Triple Therapy for the Treatment of CNV Due to AMD
Albert J. Augustin, MD
Department of Ophthalmology
Klinikum Karlsruhe,
Karlsruhe, Germany

In parallel with the introduction of new, potent monotherapies for choroidal neovascularization (CNV), we are facing a clear trend toward individualized or personalized medicine. In the case of CNV, this may be combination therapy. The increasing number of patients suffering from age-related macular degeneration (AMD) highlights the need for a reduction in treatment frequency without compromising efficacy. All relevant available monotherapies for CNV have drawbacks. The efficacy benefit of those approaches is either limited or the treatment regimen with efficacy proven in clinical trials involves monthly intravitreal injections. Combination therapy to treat AMD-related CNV is derived from the combination therapy concept in oncology. In both therapeutic areas, the goal of combination therapy is to disrupt the multiple stimuli that lead to pathologic cellular proliferation. In cancer, tumors and the neovasculature that feeds the tumors are targets, while in ocular CNV, the neovasculature itself is the target.
The rationale for combination therapy in AMD has been described in detail.1-4 Several known factors (and certainly many as yet unknown ones) contribute to pathologic CNV. The cascade of subretinal changes that leads to neovascularization appears to occur as follows: inefficient metabolic activity (i.e. nutrients blocked from receptors and cellular waste clogging the tissue) leads to hypoxia; hypoxia leads to choroidal vascular atrophy; choroidal vascular atrophy leads to inflammation; inflammation leads to angiogenesis; and angiogenesis, mediated by vascular endothelial growth factor (VEGF), leads to neovascularization. Neovascularization may represent an attempt by the choroid to optimize its metabolic activity and preserve its essential function. This degenerative cascade is nuanced and has been described, although new findings that refine the cascade continue to be reported. Most notably, the role of inflammation and genetic predisposition to inflammation is being elucidated. Complement factor H polymorphism appears to be associated with AMD pathogenesis. The three main therapeutic targets of CNV development and proliferation, derived from the cascade described above, are neovascularization itself, angiogenesis, and inflammation. A therapy is available for each of these targets: photodynamic therapy (PDT) using verteporfin eradicates established CNV, anti-VEGF therapies block angiogenesis, and anti-inflammatory drugs suppress inflammation. Targeting the pathogenesis of CNV in different ways, using these therapies in combination, may address the problems of each as monotherapy, and more importantly, lead to eradication of CNV and to good vision outcomes with just one treatment course.
A prospective case series evaluated 104 patients with CNV due to AMD who were treated with a combination of PDT plus intravitreal bevacizumab (1.5 mg) plus intravitreal dexamethasone (0.8 mg).3 Reduced fluence PDT (42 J/cm2 given at the standard fluence rate of 600 mW/cm2 for a reduced time of 70 seconds) was administered 16 hours before bevacizumab and dexamethasone injections. Patients attended follow-up visits every 6 weeks. After an average follow-up of 70 weeks, the mean increase in visual acuity was 1.78 lines (8.9 letters) [P<0.01] and 39% of patients had a visual acuity improvement of at least 3 lines. Mean decrease in central retinal thickness was 171 μm [P<0.01]. No serious adverse events were observed.

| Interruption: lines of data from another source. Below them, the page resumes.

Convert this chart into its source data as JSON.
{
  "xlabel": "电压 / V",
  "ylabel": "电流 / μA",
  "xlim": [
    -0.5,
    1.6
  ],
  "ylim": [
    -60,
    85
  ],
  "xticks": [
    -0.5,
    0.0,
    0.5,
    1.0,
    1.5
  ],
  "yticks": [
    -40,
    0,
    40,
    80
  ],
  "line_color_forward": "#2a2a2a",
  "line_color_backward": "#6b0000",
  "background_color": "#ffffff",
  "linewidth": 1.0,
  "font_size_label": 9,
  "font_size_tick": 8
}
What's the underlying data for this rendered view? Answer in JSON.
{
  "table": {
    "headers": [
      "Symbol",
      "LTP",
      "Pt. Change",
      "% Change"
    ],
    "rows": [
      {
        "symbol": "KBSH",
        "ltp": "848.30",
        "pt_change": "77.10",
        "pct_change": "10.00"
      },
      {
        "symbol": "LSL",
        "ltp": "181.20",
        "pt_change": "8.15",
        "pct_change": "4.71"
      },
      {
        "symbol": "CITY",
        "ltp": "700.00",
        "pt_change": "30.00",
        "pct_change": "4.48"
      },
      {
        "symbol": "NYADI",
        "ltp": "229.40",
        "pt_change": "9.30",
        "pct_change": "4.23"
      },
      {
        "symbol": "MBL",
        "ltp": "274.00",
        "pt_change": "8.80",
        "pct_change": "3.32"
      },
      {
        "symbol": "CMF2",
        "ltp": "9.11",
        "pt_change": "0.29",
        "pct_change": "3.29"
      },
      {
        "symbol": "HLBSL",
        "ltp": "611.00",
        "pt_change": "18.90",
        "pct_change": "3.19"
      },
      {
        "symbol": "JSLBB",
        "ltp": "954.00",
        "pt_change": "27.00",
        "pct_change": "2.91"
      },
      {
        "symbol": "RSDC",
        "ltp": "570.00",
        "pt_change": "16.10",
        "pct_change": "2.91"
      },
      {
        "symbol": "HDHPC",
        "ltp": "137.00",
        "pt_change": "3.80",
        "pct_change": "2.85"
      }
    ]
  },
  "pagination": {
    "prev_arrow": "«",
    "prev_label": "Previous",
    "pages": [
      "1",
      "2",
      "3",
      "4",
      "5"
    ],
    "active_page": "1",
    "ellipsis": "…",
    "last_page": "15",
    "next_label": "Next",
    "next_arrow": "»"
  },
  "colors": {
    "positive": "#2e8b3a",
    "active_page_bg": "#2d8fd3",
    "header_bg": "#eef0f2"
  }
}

Results from several other studies evaluating combination therapy for CNV associated with AMD have been presented at scientific meetings and/or will be published soon. These preliminary results have revealed favorable visual acuity outcomes and/or lower retreatment rates, good safety profiles, and favorable morphological effects for double therapies6-9 and triple therapies10,11 with anti-VEGF, PDT, and (for triple therapy) steroid combinations. Even lesions which have not been studied in the large clinical trials, such as retinal angiomatous proliferation (RAP), can be treated effectively with triple therapy (Figure 1).

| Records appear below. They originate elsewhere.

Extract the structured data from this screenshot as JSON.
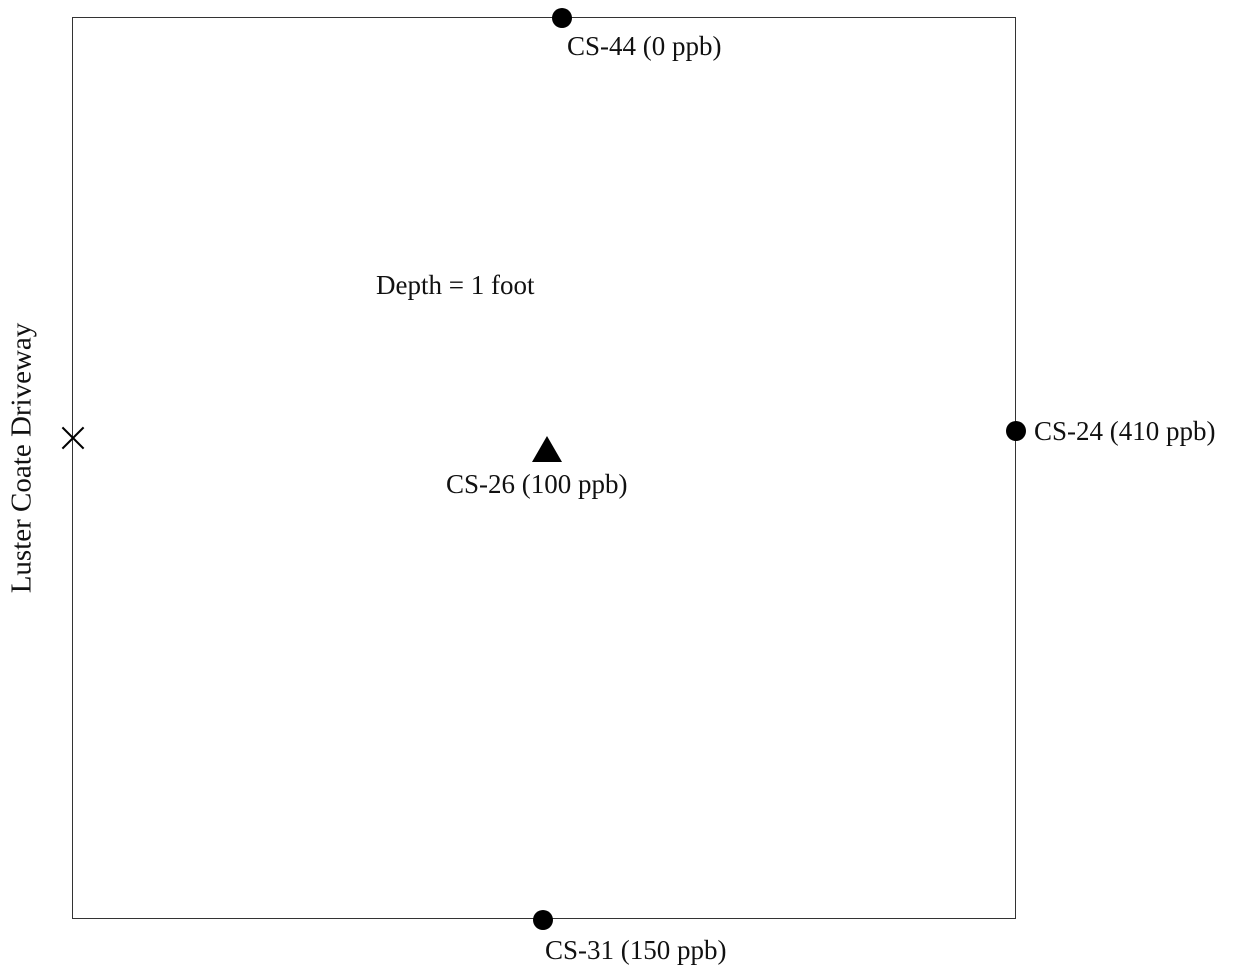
{
  "diagram": {
    "depth_note": "Depth = 1 foot",
    "driveway_label": "Luster Coate Driveway",
    "colors": {
      "boundary": "#333333",
      "marker": "#000000",
      "text": "#111111"
    },
    "samples": [
      {
        "id": "CS-44",
        "label": "CS-44 (0 ppb)",
        "concentration_ppb": 0,
        "marker": "circle"
      },
      {
        "id": "CS-24",
        "label": "CS-24 (410 ppb)",
        "concentration_ppb": 410,
        "marker": "circle"
      },
      {
        "id": "CS-26",
        "label": "CS-26 (100 ppb)",
        "concentration_ppb": 100,
        "marker": "triangle"
      },
      {
        "id": "CS-31",
        "label": "CS-31 (150 ppb)",
        "concentration_ppb": 150,
        "marker": "circle"
      }
    ],
    "reference_marker": "x-icon"
  }
}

Figure 1. Early and late phase fluorescein angiography and OCT from a patient suffering from RAP lesions (left: before treatment, VA: 20/40); right: 10 months after treatment, VA: 20/25). After one triple approach treatment session, the lesions were dry and visual acuity improved; OCT showed marked reduction in the intraretinal, subretinal, and sub-RPE fluid. To date, no retreatment has been required.